La troisième raison, c’est que les journalistes et les observateurs ont oublié que le Chirac de 2003 (Irak) n’est ni celui de 1995-2002 (cf. supra), ni celui de 2004-2007, période pendant laquelle une remarquable réconciliation franco-américaine s’est opérée. Sarkozy a joué sur le contraste des perceptions, pas sur celui des politiques. Et, oui, il a fait des discours sur l’amitié franco-américaine et sur l’amitié franco-britannique, comme avant lui presque tous les présidents et ministres des affaires étrangères en début de mandat (à l’exception de Michel Jobert).

Ce papier est déjà beaucoup trop long, mais rappelons cette anecdote: lors de la crise des missiles de Cuba en 1962, lorsque De Gaulle a assuré Dean Acheson, émissaire de Kennedy, du soutien “sans réserve” de la France parce qu’elle est son alliée, il l’a fait contre l’opinion publique française majoritaire, plutôt favorable à Cuba. Ca ne veut pas dire que De Gaulle était atlantiste, mais qu’il estimait que la France pouvait conjuguer une politique d’indépendance nationale et une solidarité avec sa “famille occidentale” quand des intérêts essentiels étaient en jeu.

L’Afghanistan

Ce qui me conduit, toutes proportions gardées, à l’Afghanistan. L’un des aspects irritants du débat actuel, c’est que parmi ceux qui s’opposent à l’envoi de troupes supplémentaires, l’argument essentiel semble être: “Parce que les Américains l’ont demandé, parce que c’est une guerre américaine”. Bref, oublions notre politique indépendante française: tout est donc décidé à Washington, il suffit de faire l’inverse de ce que font les Américains! Ca n’est pas sérieux. Nous avons un intérêt fançais, et un intérêt européen, à ce que l’Afghanistan ne retombe pas dans le chaos de 1992-1996, ni dans les brutalités talibanes de 1996-2001.

“La solution n’est pas militaire”, disent certains. Evidemment qu’elle n’est pas militaire (personne ne dit le contraire), mais elle inclut nécessairement un volet de sécurisation. Et les deux autres volets sont d’une part la (re)construction et surtout, point plus délicat mais plus important, la réintégration des Talibans dans le jeu politique, comme les Britanniques le suggèrent… mais les Américains bloquent sur ce point, assimilant Talibans et al Qaeda dans une “guerre contre le terrorisme” indistincte.

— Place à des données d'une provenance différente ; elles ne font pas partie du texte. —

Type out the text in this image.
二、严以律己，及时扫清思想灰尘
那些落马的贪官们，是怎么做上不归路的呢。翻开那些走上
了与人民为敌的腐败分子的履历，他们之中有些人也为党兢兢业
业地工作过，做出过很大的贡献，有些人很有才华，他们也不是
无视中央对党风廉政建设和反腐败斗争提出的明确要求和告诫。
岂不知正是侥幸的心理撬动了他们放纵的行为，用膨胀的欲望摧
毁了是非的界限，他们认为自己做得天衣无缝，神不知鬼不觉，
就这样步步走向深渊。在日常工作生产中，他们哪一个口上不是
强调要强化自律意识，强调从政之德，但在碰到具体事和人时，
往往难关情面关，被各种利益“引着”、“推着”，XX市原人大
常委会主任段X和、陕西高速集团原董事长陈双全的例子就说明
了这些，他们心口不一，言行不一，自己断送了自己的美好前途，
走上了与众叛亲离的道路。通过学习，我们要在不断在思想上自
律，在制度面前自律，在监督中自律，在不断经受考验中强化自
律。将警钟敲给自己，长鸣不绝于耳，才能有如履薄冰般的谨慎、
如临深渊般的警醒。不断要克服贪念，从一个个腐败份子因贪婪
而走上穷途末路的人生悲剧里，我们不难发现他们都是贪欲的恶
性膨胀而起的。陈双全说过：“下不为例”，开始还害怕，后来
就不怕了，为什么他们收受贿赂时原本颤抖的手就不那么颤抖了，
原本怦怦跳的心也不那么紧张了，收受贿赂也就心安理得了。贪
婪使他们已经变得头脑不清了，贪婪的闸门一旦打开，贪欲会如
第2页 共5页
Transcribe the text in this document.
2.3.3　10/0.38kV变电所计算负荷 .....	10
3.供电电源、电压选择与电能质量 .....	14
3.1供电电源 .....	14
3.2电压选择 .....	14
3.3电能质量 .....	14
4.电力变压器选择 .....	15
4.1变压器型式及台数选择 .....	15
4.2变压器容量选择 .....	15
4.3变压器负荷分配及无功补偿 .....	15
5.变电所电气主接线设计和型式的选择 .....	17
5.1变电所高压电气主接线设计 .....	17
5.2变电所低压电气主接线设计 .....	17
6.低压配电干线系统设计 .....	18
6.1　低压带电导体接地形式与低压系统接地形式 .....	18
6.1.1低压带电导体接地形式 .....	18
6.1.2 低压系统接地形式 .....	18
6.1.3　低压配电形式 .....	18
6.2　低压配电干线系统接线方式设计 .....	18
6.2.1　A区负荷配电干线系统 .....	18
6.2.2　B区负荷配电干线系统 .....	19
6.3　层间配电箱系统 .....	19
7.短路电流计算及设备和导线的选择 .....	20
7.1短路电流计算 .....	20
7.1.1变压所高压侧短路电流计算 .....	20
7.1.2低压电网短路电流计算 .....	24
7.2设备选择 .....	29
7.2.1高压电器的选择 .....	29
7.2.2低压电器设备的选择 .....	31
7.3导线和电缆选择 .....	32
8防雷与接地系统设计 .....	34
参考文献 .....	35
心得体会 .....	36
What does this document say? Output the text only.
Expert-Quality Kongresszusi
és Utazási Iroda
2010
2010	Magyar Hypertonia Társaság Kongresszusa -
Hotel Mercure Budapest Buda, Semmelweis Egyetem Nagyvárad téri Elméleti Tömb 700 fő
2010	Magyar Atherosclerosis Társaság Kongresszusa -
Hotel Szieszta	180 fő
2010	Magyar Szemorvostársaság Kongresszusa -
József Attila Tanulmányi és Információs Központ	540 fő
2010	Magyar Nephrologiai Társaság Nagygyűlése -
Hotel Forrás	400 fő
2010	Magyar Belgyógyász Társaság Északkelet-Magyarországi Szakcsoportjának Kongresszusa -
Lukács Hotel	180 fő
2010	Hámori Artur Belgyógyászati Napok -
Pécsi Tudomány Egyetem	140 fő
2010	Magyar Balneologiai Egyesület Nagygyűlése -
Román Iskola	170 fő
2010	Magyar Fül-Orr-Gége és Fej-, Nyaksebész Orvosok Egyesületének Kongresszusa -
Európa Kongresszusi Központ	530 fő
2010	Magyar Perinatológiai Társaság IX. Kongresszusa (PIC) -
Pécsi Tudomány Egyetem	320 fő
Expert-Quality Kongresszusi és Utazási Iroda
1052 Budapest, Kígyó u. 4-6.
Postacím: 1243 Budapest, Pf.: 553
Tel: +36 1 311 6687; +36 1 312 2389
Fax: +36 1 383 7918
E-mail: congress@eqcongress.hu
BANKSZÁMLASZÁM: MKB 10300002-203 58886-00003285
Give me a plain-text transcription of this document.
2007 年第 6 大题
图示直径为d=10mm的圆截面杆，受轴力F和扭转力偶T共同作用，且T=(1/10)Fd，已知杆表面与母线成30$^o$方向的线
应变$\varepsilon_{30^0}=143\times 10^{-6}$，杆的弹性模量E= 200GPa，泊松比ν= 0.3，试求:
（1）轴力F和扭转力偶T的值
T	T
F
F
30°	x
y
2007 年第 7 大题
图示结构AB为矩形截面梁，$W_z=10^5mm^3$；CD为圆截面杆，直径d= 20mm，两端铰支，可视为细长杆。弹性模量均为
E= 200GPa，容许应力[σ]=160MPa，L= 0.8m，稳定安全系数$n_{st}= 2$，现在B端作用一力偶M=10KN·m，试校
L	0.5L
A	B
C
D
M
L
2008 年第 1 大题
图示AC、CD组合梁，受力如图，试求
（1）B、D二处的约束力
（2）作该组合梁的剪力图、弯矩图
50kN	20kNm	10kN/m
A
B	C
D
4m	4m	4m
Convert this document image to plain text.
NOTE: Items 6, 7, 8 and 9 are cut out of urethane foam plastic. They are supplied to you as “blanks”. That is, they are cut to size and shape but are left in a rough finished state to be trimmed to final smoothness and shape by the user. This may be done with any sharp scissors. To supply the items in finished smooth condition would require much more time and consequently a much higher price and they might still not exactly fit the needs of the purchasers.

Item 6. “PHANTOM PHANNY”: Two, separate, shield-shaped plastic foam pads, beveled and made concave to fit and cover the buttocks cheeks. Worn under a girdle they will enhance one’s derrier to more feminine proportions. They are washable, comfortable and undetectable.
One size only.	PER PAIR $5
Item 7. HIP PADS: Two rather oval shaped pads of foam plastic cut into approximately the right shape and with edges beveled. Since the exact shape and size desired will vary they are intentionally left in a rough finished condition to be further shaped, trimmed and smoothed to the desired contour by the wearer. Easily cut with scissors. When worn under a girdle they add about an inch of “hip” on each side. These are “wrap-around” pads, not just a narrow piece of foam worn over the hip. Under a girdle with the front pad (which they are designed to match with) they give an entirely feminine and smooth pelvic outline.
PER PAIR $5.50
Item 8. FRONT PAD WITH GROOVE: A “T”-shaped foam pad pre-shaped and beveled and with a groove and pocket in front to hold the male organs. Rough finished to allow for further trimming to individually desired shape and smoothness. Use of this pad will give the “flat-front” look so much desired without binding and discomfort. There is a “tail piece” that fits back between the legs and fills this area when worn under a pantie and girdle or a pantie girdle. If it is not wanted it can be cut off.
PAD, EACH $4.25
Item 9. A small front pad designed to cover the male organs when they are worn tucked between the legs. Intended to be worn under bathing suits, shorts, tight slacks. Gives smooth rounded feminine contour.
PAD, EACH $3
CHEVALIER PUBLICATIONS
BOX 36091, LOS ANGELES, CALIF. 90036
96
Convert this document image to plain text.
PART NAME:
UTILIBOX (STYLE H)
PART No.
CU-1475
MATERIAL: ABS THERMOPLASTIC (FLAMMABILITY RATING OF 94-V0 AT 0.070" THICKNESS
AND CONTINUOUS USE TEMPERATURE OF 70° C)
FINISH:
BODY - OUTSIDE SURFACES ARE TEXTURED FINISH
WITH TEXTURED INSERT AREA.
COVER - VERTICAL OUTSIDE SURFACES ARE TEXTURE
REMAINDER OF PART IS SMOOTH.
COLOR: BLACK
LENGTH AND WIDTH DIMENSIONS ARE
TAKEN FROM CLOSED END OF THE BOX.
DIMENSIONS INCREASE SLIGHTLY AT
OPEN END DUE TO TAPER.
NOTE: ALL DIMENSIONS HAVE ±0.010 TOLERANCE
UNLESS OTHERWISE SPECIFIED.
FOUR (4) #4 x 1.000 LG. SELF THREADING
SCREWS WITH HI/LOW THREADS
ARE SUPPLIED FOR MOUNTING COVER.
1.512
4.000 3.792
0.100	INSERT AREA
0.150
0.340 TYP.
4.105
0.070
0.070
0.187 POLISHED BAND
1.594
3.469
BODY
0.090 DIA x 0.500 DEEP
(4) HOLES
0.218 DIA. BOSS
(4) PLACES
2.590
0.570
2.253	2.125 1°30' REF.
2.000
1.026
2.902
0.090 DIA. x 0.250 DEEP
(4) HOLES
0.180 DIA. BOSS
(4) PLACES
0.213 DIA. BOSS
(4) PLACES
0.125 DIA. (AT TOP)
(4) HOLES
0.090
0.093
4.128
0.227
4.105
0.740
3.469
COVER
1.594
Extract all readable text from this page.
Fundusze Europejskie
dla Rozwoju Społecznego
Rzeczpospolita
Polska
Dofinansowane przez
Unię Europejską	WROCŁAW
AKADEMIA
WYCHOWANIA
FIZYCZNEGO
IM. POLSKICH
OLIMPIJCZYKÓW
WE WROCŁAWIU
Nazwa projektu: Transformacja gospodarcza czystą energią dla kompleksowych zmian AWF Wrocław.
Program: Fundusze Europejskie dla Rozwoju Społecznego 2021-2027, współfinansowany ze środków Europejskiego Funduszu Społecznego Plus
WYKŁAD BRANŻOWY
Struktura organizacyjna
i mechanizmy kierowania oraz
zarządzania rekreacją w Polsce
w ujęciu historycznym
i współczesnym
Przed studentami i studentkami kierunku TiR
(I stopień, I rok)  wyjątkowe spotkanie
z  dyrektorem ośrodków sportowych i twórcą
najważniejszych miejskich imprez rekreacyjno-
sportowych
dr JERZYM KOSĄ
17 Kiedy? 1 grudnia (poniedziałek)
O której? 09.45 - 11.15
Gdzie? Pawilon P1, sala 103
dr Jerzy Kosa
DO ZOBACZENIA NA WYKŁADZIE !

Sarko le gaullo-sarkozyste

Mais j’en reviens à l’interprétation de Pierre Haski. Le discours du 18 janvier 2008, qu’il nous engage à lire, est assurément instructif: Sarkozy y parle notamment du rôle “irremplaçable” de la France sur la scène internationale et d’un “monde multipolaire dont l’Union européenne pourrait devenir progressivement l’un des pôles les plus actifs, si seulement elle en a la volonté.” Ca sonne bien plus chiraquien qu’atlantiste à mes oreilles.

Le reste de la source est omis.